UC Law to host lecture on the Fourth Amendment, racial inequality

Discussion will highlight how the Fourth Amendment creates space for racial inequality to grow

Devon W. Carbado, associate vice chancellor of BruinX for Equity, Diversity and Inclusion at UCLA and the Honorable Harry Pregerson Professor of Law at UCLA School, will discuss how Fourth Amendment law produces and legitimizes racial inequality in his lecture “Constitutionalizing Racial Inequality.”   

The event will be held at 12:15 P.M., Wednesday, April 3, in Room 114 at the University of Cincinnati College of Law. This event is the 2019 Robert S. Marx lecture.

Much of the scholarly and public debate about race and the U.S. Constitution focuses on the Fourteenth Amendment. Perhaps this should not surprise us.
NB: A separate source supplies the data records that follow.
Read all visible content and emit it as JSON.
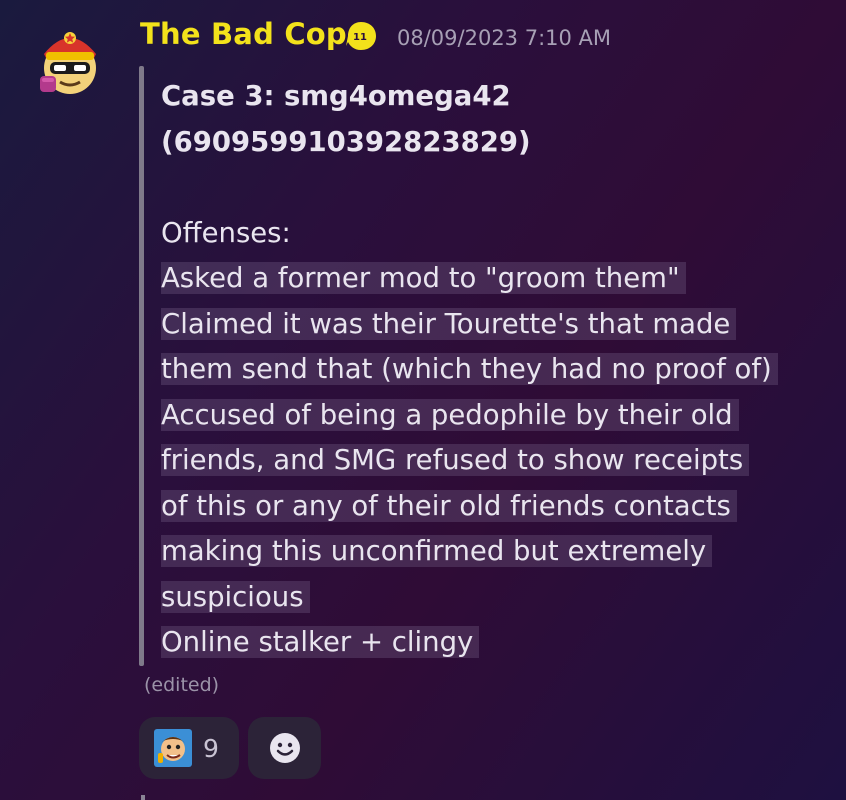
{
  "message": {
    "author": "The Bad Cop",
    "timestamp": "08/09/2023 7:10 AM",
    "badge_icon": "role-badge-icon",
    "title_lines": [
      "Case 3: smg4omega42",
      "(690959910392823829)"
    ],
    "body_lines": [
      "Offenses:",
      "Asked a former mod to \"groom them\"",
      "Claimed it was their Tourette's that made",
      "them send that (which they had no proof of)",
      "Accused of being a pedophile by their old",
      "friends, and SMG refused to show receipts",
      "of this or any of their old friends contacts",
      "making this unconfirmed but extremely",
      "suspicious",
      "Online stalker + clingy"
    ],
    "edited_label": "(edited)"
  },
  "reactions": [
    {
      "emoji": "character-face-emoji",
      "count": "9"
    },
    {
      "emoji": "add-reaction-icon",
      "count": ""
    }
  ],
  "colors": {
    "author": "#f3e21b",
    "timestamp": "#a7a0b5",
    "text": "#e9e5ef",
    "reaction_bg": "#2c2338"
  }
}
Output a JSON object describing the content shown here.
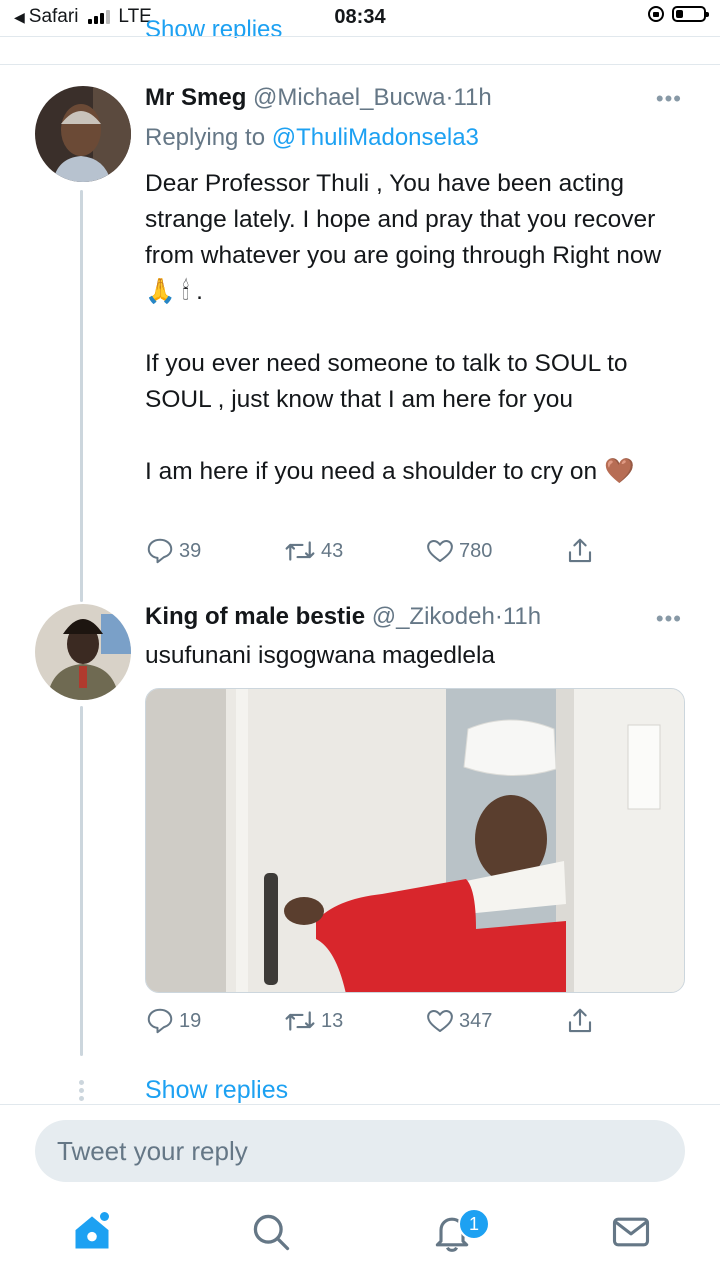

After all, the Fourteenth Amendment contains three clauses that bear directly on the persistent problem of racial inequality: the Citizenship Clause, the Due Process Clause, and the Equal Protection Clause.

However, the Fourteenth Amendment is not the only constitutional context where questions of racial equality are doctrinally negotiated; the Fourth Amendment is another.

Professor Carbado’s presentation will highlight the profound and disturbing ways in which Fourth Amendment law produces and legitimizes racial inequality. Significantly, the story he will tell is not first and foremost about intentional racist behavior. Nor is his account centrally about implicit racial bias.

Broadly articulated, Carbado’s aim is to map the structural features of Fourth Amendment law—in clear and accessible terms—and explain how they combine to create a constitutional field in which racial inequality can legally grow.

About the lecturer

Devon W. Carbado is an associate vice chancellor of BruinX for Equity, Diversity and Inclusion at UCLA and the Honorable Harry Pregerson Professor of Law at UCLA School of Law. His expertise includes constitutional criminal procedure, constitutional law, and critical race theory. Professor Carbado’s scholarship has appeared in the UCLA Law Review, the California Law Review, the Yale Law Journal, the Cornell Law Review, the Harvard Law Review, and the Georgetown Law Journal, among many others. He is the recipient of numerous teaching awards, including Professor of the Year by the UCLA School of Law, the Rutter Award for Excellence in Teaching, the University's Distinguished Teaching Award, and the Eby Award for the Art of Teaching. Professor Carbado was named an inaugural recipient of the Fletcher Foundation Fellowship, which is awarded to scholars whose work furthers the goals of Brown v. Board of Education. A former Vice Dean of UCLA School of Law, he has taught at UC Berkeley Law School and Harvard Law School. Currently, he is working on a book project with the New Press on race and the Fourth Amendment.  

About the Robert S. Marx lecture

The Robert S. Marx Lecture was established by Judge Marx to enrich the curriculum of the College of Law by bringing to the law school the scholarship and learning of eminent persons in various fields of law. Judge Marx was a graduate of the College of Law and an outstanding member of the Cincinnati Bar for 51 years. The lecture was endowed in 1989 through the generosity of the Robert S. Marx Testamentary Trustees.